Ainsi tandis que la culture des arts et des sciences, les travaux de l'agriculture et de l'industrie , et surtout la liberté si nécessaire au commerce faisaient de la paix le besoin le plus pressant des peuples et le premier objet de leurs veux, la passion des rois pour les conquêtes, les intérêts de leur despotisme, et leurs absurdes idées de monopole ont constamment entraîné l'Europe dans un système de guerres que repoussaient tous ses intérêts.

D'un autre côté, les mêmes passions des gouvernemens qui luttaient contre la tendance [158] des peuples à la paix , ne se sont pas montrées moins ennemies de leurs dispositions à la liberté. Qui pourrait dire tout ce que l'esprit de conquête , de despotisme ou de monopole a suggéré de mesures et fait faire de lois contraires à la juste liberté des peuples modernes ? Dans presque tous les états de l'Europe, toutes les parties de l'ordre social ont en quelque sorte été disposées pour établir l'empire des passions des gonvernemens sur cette liberté. Presque toutes les institutions ont été créées dans cette vue, ou détournées à cette fin. L'éducation a dû façonner l'intelligence des peuples d'après les données du despotisme ; leur conscience a été réglée sur le même plan par la religion ; l'inquisition et la censure ont été préposées à la garde de la pensée; une police invisible a été chargée d'écouter les discours et d'épier les démarches; l'industrie a eu ses maîtrises, et le commerce des douanes. Enfin il n'est aucune partie de l'existence humaine qui n'ait été soumise a un régime plus ou moins oppresif et arbitraire; et l'on n'a trouvé dans l'ordre social ni la sûre garantie de sa personne, ni celle de sa [159] fortune, ni celle du libre et juste exercice de ses facultés.

Telles sont, depuis la renaissance des lumières, de l'industrie et du commerce, la tendance des peuples de l'Europe, et les résistances qu'elle a trouvées dans l'esprit des gouvernemens et dans les lois établies.

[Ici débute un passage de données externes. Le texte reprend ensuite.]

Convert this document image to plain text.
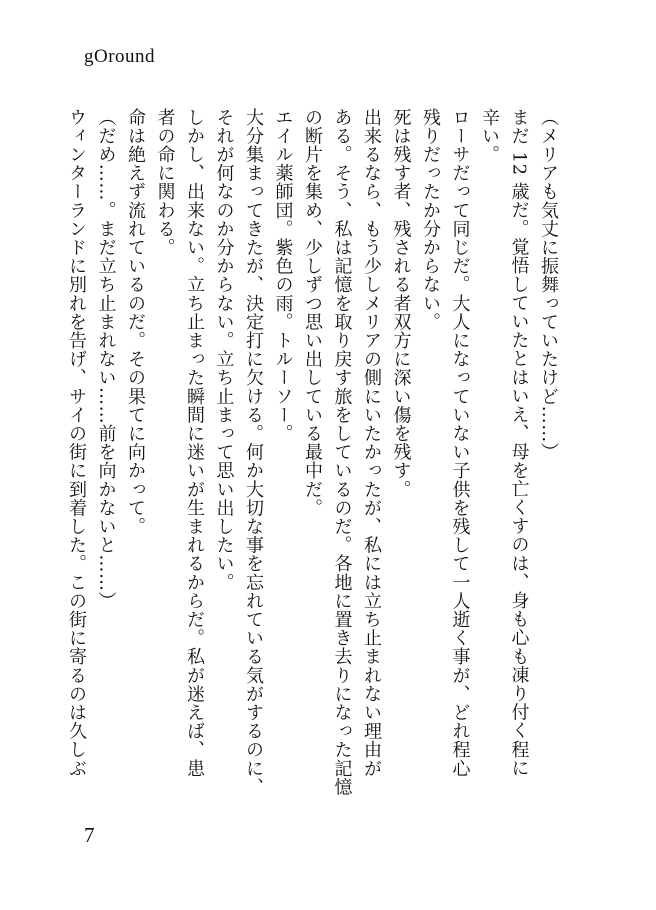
gOround
（メリアも気丈に振舞っていたけど……）
まだ 12 歳だ。覚悟していたとはいえ、母を亡くすのは、身も心も凍り付く程に
辛い。
ローサだって同じだ。大人になっていない子供を残して一人逝く事が、どれ程心
残りだったか分からない。
死は残す者、残される者双方に深い傷を残す。
出来るなら、もう少しメリアの側にいたかったが、私には立ち止まれない理由が
ある。そう、私は記憶を取り戻す旅をしているのだ。各地に置き去りになった記憶
の断片を集め、少しずつ思い出している最中だ。
エイル薬師団。紫色の雨。トルーソー。
大分集まってきたが、決定打に欠ける。何か大切な事を忘れている気がするのに、
それが何なのか分からない。立ち止まって思い出したい。
しかし、出来ない。立ち止まった瞬間に迷いが生まれるからだ。私が迷えば、患
者の命に関わる。
命は絶えず流れているのだ。その果てに向かって。
（だめ……。まだ立ち止まれない……前を向かないと……）
ウィンターランドに別れを告げ、サイの街に到着した。この街に寄るのは久しぶ
7
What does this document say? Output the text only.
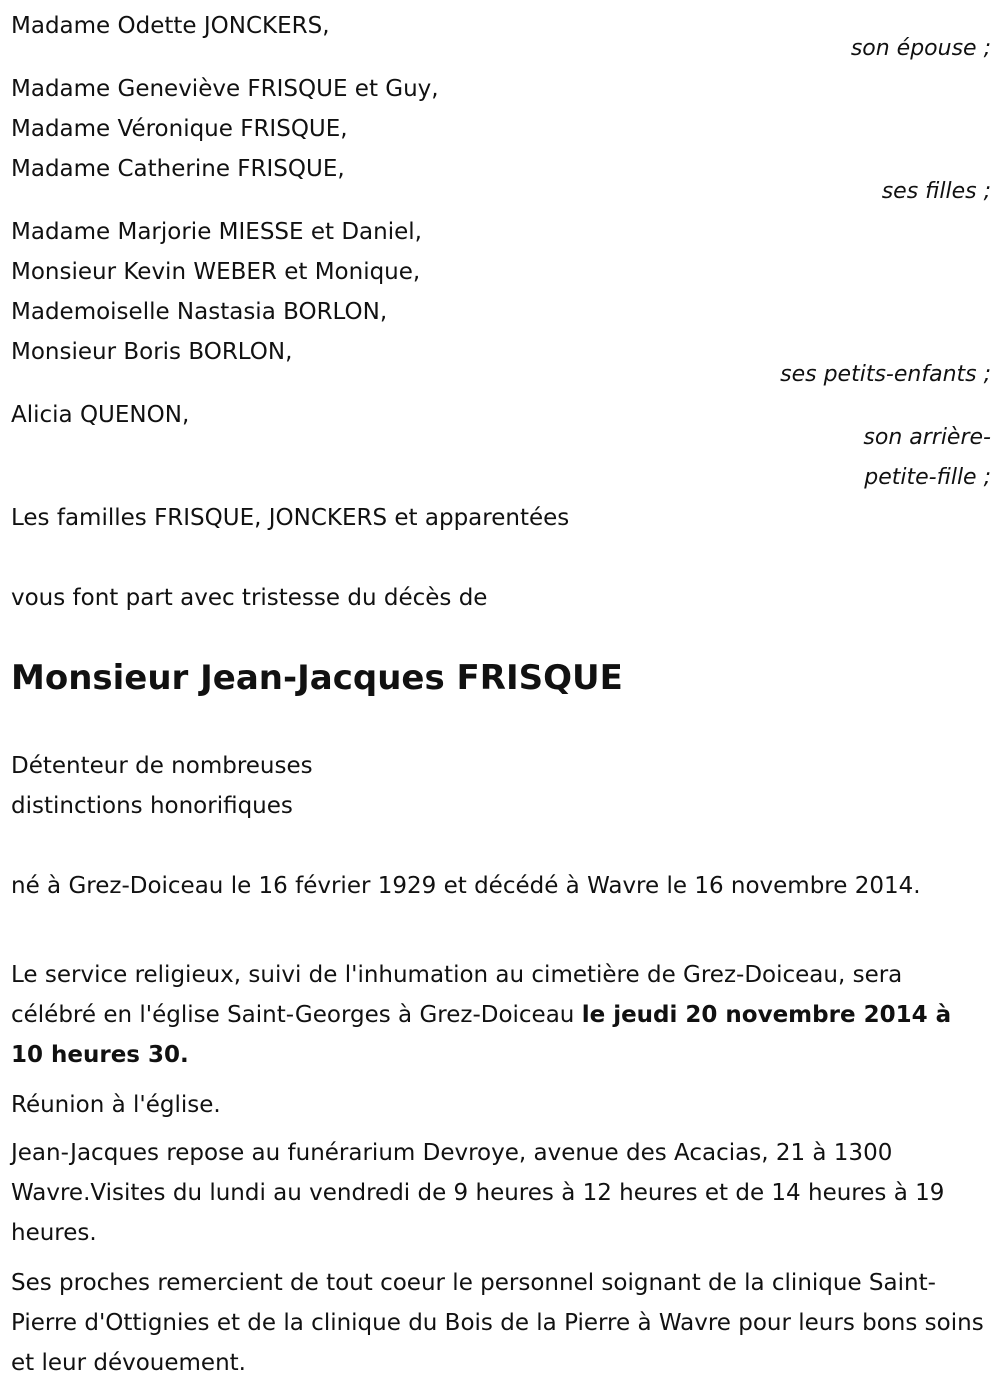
Madame Odette JONCKERS,
son épouse ;
Madame Geneviève FRISQUE et Guy,
Madame Véronique FRISQUE,
Madame Catherine FRISQUE,
ses filles ;
Madame Marjorie MIESSE et Daniel,
Monsieur Kevin WEBER et Monique,
Mademoiselle Nastasia BORLON,
Monsieur Boris BORLON,
ses petits-enfants ;
Alicia QUENON,
son arrière-
petite-fille ;
Les familles FRISQUE, JONCKERS et apparentées
vous font part avec tristesse du décès de
Monsieur Jean-Jacques FRISQUE
Détenteur de nombreuses
distinctions honorifiques
né à Grez-Doiceau le 16 février 1929 et décédé à Wavre le 16 novembre 2014.
Le service religieux, suivi de l'inhumation au cimetière de Grez-Doiceau, sera célébré en l'église Saint-Georges à Grez-Doiceau le jeudi 20 novembre 2014 à 10 heures 30.
Réunion à l'église.
Jean-Jacques repose au funérarium Devroye, avenue des Acacias, 21 à 1300 Wavre.Visites du lundi au vendredi de 9 heures à 12 heures et de 14 heures à 19 heures.
Ses proches remercient de tout coeur le personnel soignant de la clinique Saint-Pierre d'Ottignies et de la clinique du Bois de la Pierre à Wavre pour leurs bons soins et leur dévouement.
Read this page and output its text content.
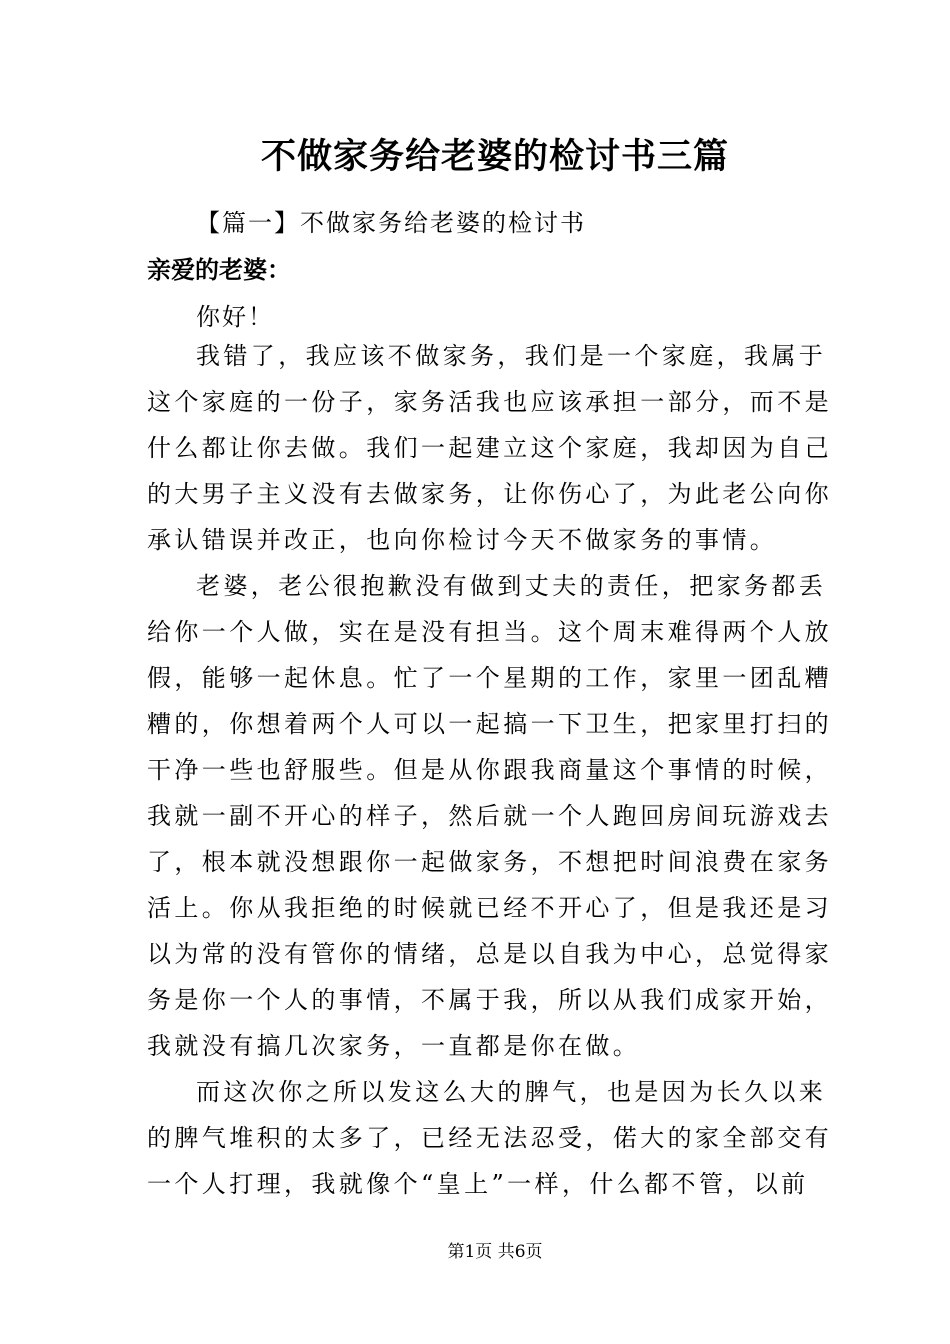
不做家务给老婆的检讨书三篇
【篇一】不做家务给老婆的检讨书
亲爱的老婆：
你好！
我错了，我应该不做家务，我们是一个家庭，我属于
这个家庭的一份子，家务活我也应该承担一部分，而不是
什么都让你去做。我们一起建立这个家庭，我却因为自己
的大男子主义没有去做家务，让你伤心了，为此老公向你
承认错误并改正，也向你检讨今天不做家务的事情。
老婆，老公很抱歉没有做到丈夫的责任，把家务都丢
给你一个人做，实在是没有担当。这个周末难得两个人放
假，能够一起休息。忙了一个星期的工作，家里一团乱糟
糟的，你想着两个人可以一起搞一下卫生，把家里打扫的
干净一些也舒服些。但是从你跟我商量这个事情的时候，
我就一副不开心的样子，然后就一个人跑回房间玩游戏去
了，根本就没想跟你一起做家务，不想把时间浪费在家务
活上。你从我拒绝的时候就已经不开心了，但是我还是习
以为常的没有管你的情绪，总是以自我为中心，总觉得家
务是你一个人的事情，不属于我，所以从我们成家开始，
我就没有搞几次家务，一直都是你在做。
而这次你之所以发这么大的脾气，也是因为长久以来
的脾气堆积的太多了，已经无法忍受，偌大的家全部交有
一个人打理，我就像个“皇上”一样，什么都不管，以前
第1页 共6页
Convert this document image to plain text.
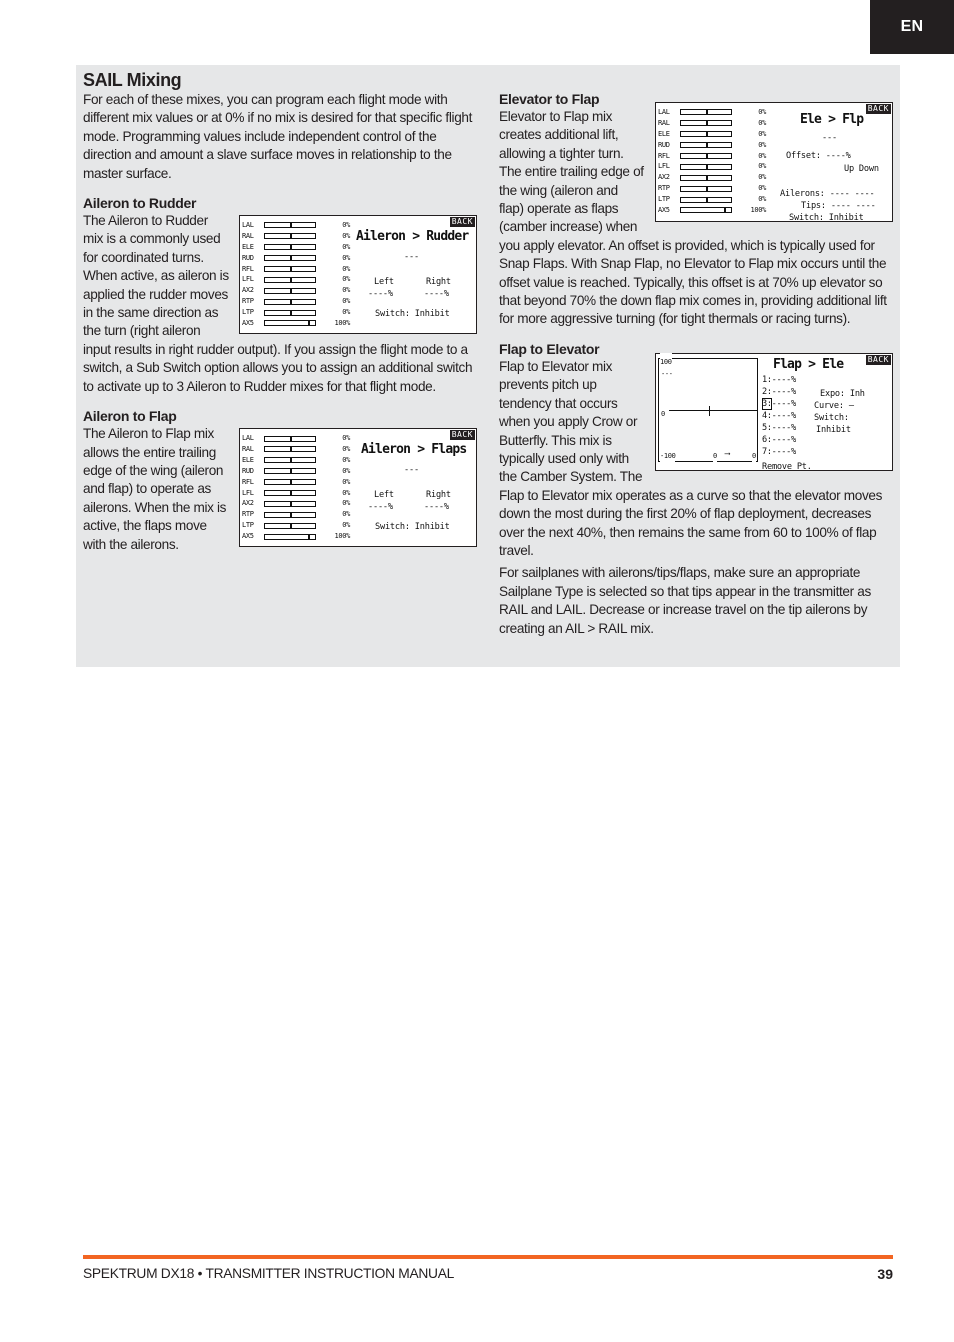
EN
SAIL Mixing

For each of these mixes, you can program each flight mode with different mix values or at 0% if no mix is desired for that specific flight mode. Programming values include independent control of the direction and amount a slave surface moves in relationship to the master surface.

Aileron to Rudder
LAL	0%
RAL	0%
ELE	0%
RUD	0%
RFL	0%
LFL	0%
AX2	0%
RTP	0%
LTP	0%
AX5	100%
BACK
Aileron > Rudder
---
Left	Right
----%	----%
Switch: Inhibit

The Aileron to Rudder mix is a commonly used for coordinated turns. When active, as aileron is applied the rudder moves in the same direction as the turn (right aileron input results in right rudder output). If you assign the flight mode to a switch, a Sub Switch option allows you to assign an additional switch to activate up to 3 Aileron to Rudder mixes for that flight mode.

Aileron to Flap
LAL	0%
RAL	0%
ELE	0%
RUD	0%
RFL	0%
LFL	0%
AX2	0%
RTP	0%
LTP	0%
AX5	100%
BACK
Aileron > Flaps
---
Left	Right
----%	----%
Switch: Inhibit

The Aileron to Flap mix allows the entire trailing edge of the wing (aileron and flap) to operate as ailerons. When the mix is active, the flaps move with the ailerons.

Elevator to Flap
LAL	0%
RAL	0%
ELE	0%
RUD	0%
RFL	0%
LFL	0%
AX2	0%
RTP	0%
LTP	0%
AX5	100%
BACK
Ele > Flp
---
Offset: ----%
Up Down
Ailerons: ---- ----
Tips: ---- ----
Switch: Inhibit

Elevator to Flap mix creates additional lift, allowing a tighter turn. The entire trailing edge of the wing (aileron and flap) operate as flaps (camber increase) when you apply elevator. An offset is provided, which is typically used for Snap Flaps. With Snap Flap, no Elevator to Flap mix occurs until the offset value is reached. Typically, this offset is at 70% up elevator so that beyond 70% the down flap mix comes in, providing additional lift for more aggressive turning (for tight thermals or racing turns).

Flap to Elevator
100
---
0
-100	0 ⟶	0
BACK
Flap > Ele
1:----%
2:----%
3:----%
4:----%
5:----%
6:----%
7:----%
Expo: Inh
Curve: –
Switch:
Inhibit
Remove Pt.

Flap to Elevator mix prevents pitch up tendency that occurs when you apply Crow or Butterfly. This mix is typically used only with the Camber System. The Flap to Elevator mix operates as a curve so that the elevator moves down the most during the first 20% of flap deployment, decreases over the next 40%, then remains the same from 60 to 100% of flap travel.

For sailplanes with ailerons/tips/flaps, make sure an appropriate Sailplane Type is selected so that tips appear in the transmitter as RAIL and LAIL. Decrease or increase travel on the tip ailerons by creating an AIL > RAIL mix.

SPEKTRUM DX18 • TRANSMITTER INSTRUCTION MANUAL	39
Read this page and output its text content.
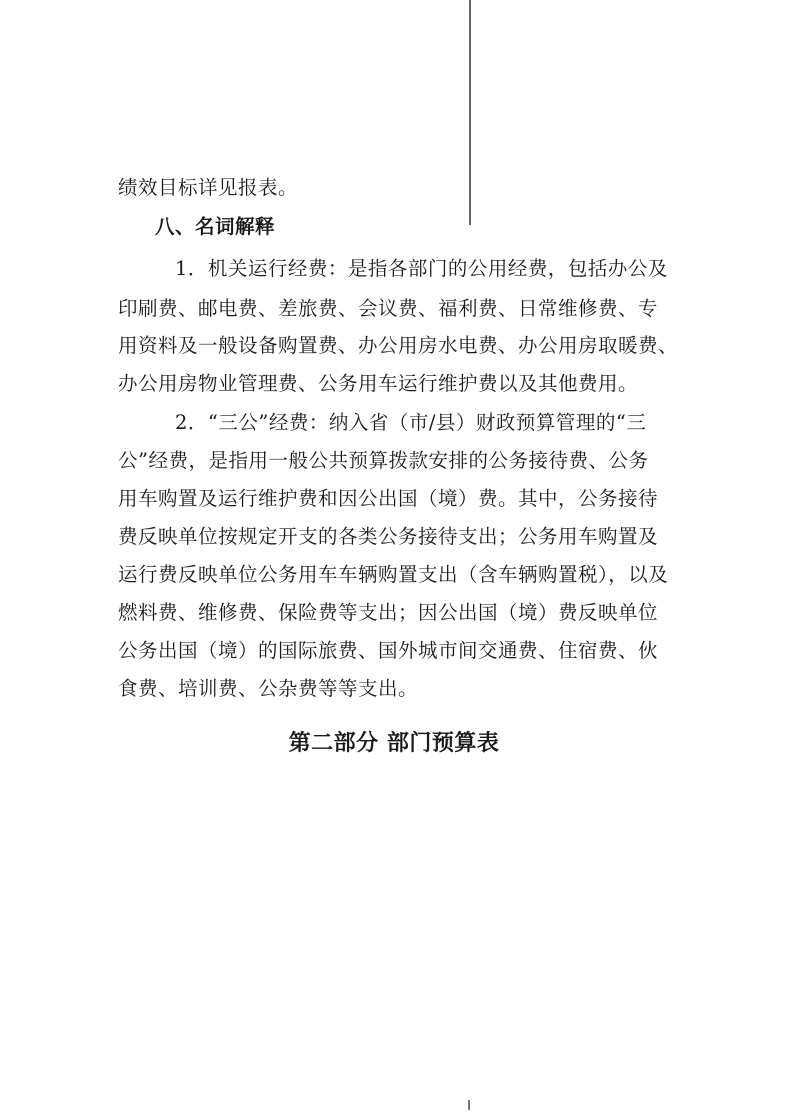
绩效目标详见报表。
八、名词解释
1．机关运行经费：是指各部门的公用经费，包括办公及
印刷费、邮电费、差旅费、会议费、福利费、日常维修费、专
用资料及一般设备购置费、办公用房水电费、办公用房取暖费、
办公用房物业管理费、公务用车运行维护费以及其他费用。
2．“三公”经费：纳入省（市/县）财政预算管理的“三
公”经费，是指用一般公共预算拨款安排的公务接待费、公务
用车购置及运行维护费和因公出国（境）费。其中，公务接待
费反映单位按规定开支的各类公务接待支出；公务用车购置及
运行费反映单位公务用车车辆购置支出（含车辆购置税），以及
燃料费、维修费、保险费等支出；因公出国（境）费反映单位
公务出国（境）的国际旅费、国外城市间交通费、住宿费、伙
食费、培训费、公杂费等等支出。
第二部分 部门预算表
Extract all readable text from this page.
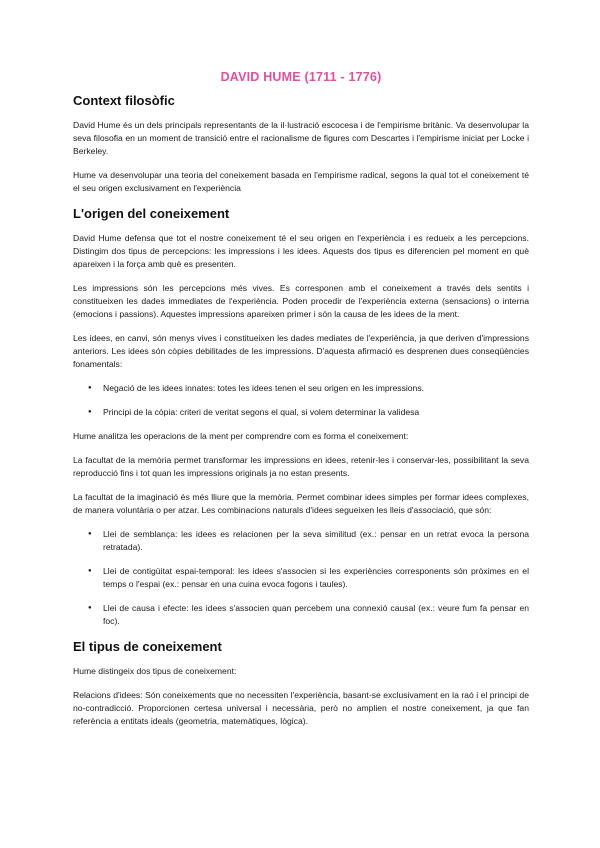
DAVID HUME (1711 - 1776)
Context filosòfic

David Hume és un dels principals representants de la il·lustració escocesa i de l'empirisme britànic. Va desenvolupar la seva filosofia en un moment de transició entre el racionalisme de figures com Descartes i l'empirisme iniciat per Locke i Berkeley.

Hume va desenvolupar una teoria del coneixement basada en l'empirisme radical, segons la qual tot el coneixement té el seu origen exclusivament en l'experiència

L'origen del coneixement

David Hume defensa que tot el nostre coneixement té el seu origen en l'experiència i es redueix a les percepcions. Distingim dos tipus de percepcions: les impressions i les idees. Aquests dos tipus es diferencien pel moment en què apareixen i la força amb què es presenten.

Les impressions són les percepcions més vives. Es corresponen amb el coneixement a través dels sentits i constitueixen les dades immediates de l'experiència. Poden procedir de l'experiència externa (sensacions) o interna (emocions i passions). Aquestes impressions apareixen primer i són la causa de les idees de la ment.

Les idees, en canvi, són menys vives i constitueixen les dades mediates de l'experiència, ja que deriven d'impressions anteriors. Les idees són còpies debilitades de les impressions. D'aquesta afirmació es desprenen dues conseqüències fonamentals:

● Negació de les idees innates: totes les idees tenen el seu origen en les impressions.
● Principi de la còpia: criteri de veritat segons el qual, si volem determinar la validesa

Hume analitza les operacions de la ment per comprendre com es forma el coneixement:

La facultat de la memòria permet transformar les impressions en idees, retenir-les i conservar-les, possibilitant la seva reproducció fins i tot quan les impressions originals ja no estan presents.

La facultat de la imaginació és més lliure que la memòria. Permet combinar idees simples per formar idees complexes, de manera voluntària o per atzar. Les combinacions naturals d'idees segueixen les lleis d'associació, que són:

● Llei de semblança: les idees es relacionen per la seva similitud (ex.: pensar en un retrat evoca la persona retratada).
● Llei de contigüitat espai-temporal: les idees s'associen si les experiències corresponents són pròximes en el temps o l'espai (ex.: pensar en una cuina evoca fogons i taules).
● Llei de causa i efecte: les idees s'associen quan percebem una connexió causal (ex.: veure fum fa pensar en foc).
El tipus de coneixement

Hume distingeix dos tipus de coneixement:

Relacions d'idees: Són coneixements que no necessiten l'experiència, basant-se exclusivament en la raó i el principi de no-contradicció. Proporcionen certesa universal i necessària, però no amplien el nostre coneixement, ja que fan referència a entitats ideals (geometria, matemàtiques, lògica).
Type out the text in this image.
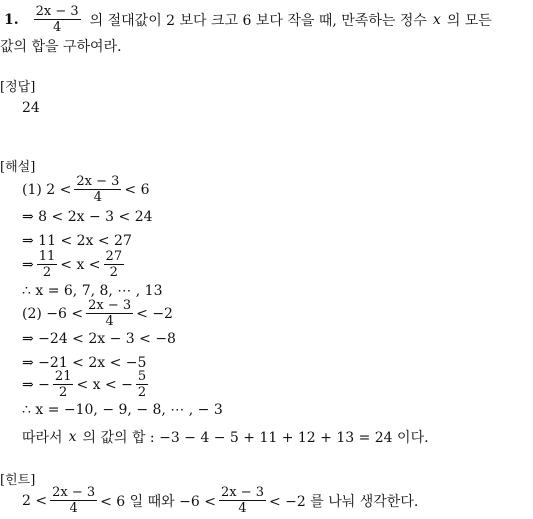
1. $\frac{2x - 3}{4}$ 의 절대값이 2 보다 크고 6 보다 작을 때, 만족하는 정수 x 의 모든
값의 합을 구하여라.
[정답]
24
[해설]
(1) $2 < \frac{2x - 3}{4} < 6$
⇒ 8 < 2x − 3 < 24
⇒ 11 < 2x < 27
⇒ $\frac{11}{2} < x < \frac{27}{2}$
∴ x = 6, 7, 8, ⋯ , 13
$(2) -6 < \frac{2x - 3}{4} < -2$
⇒ −24 < 2x − 3 < −8
⇒ −21 < 2x < −5
⇒ − $\frac{21}{2} < x$ < − $\frac{5}{2}$
∴ x = −10, − 9, − 8, ⋯ , − 3
따라서 x 의 값의 합 : −3 − 4 − 5 + 11 + 12 + 13 = 24 이다.
[힌트]
$2 < \frac{2x - 3}{4} < 6$ 일 때와 $-6 < \frac{2x - 3}{4} < -2$ 를 나눠 생각한다.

Il nou's resterait à montrer comment elle a vaincu presque tous ces obstacles, dans une partie de l'Europe, et comment elle s'est développée et fortifiée partout ; comment, après avoir fondé les gouvernemens de la Suisse , de la Hollande, de l’Angleterre et de l'Amérique du nord, elle a insensiblement acquis en France, une puissance capable de déraciner tous les anciens préjugés , de renverser toutes les institutions qui luttaient contre elle, et de révolutionner tout le continent; comment, en France, dans le court espace de vingt-cinq ans, elle a précipité les uns sur les autres sept ou huit gouvernemens qui lui étaient plus ou moins contraires; comment elle est allée surprendre et déconcerter au milieu de ses opérations cette assemde rois qui se partageaint si tranquillement [160]  l'Europe ; comment elle doit infailliblement nous délivrer de ce mélange dégoûtant de despotisme et de démagogie qui forme le trait distinctif de notre nouveau gouvernement ; comment enfin elle se rit de tous les projets de la coalition, et comment si les Français pouvaient éprouver des revers, elle survivrait à leur défaite poursuivrait les vainqueurs au sein de leurs états et triompherait de la victoire même.

Nous regrettons que l'étendue déjà disproportionnée de la première partie de ce volume ne nous permette pas de placer ici ces détails. Ils entreront dans le volume prochain.

D…..R

 


 

Endnotes

[1] Nous voyons même que ces grandes leçons ne suffisent pas toujours pour leur faire concevoir la puissance de l'opinion et la nécessité de s'y soumettre.

[2] De l'esprit de conquête et de l'usurpation, etc., pag. 2.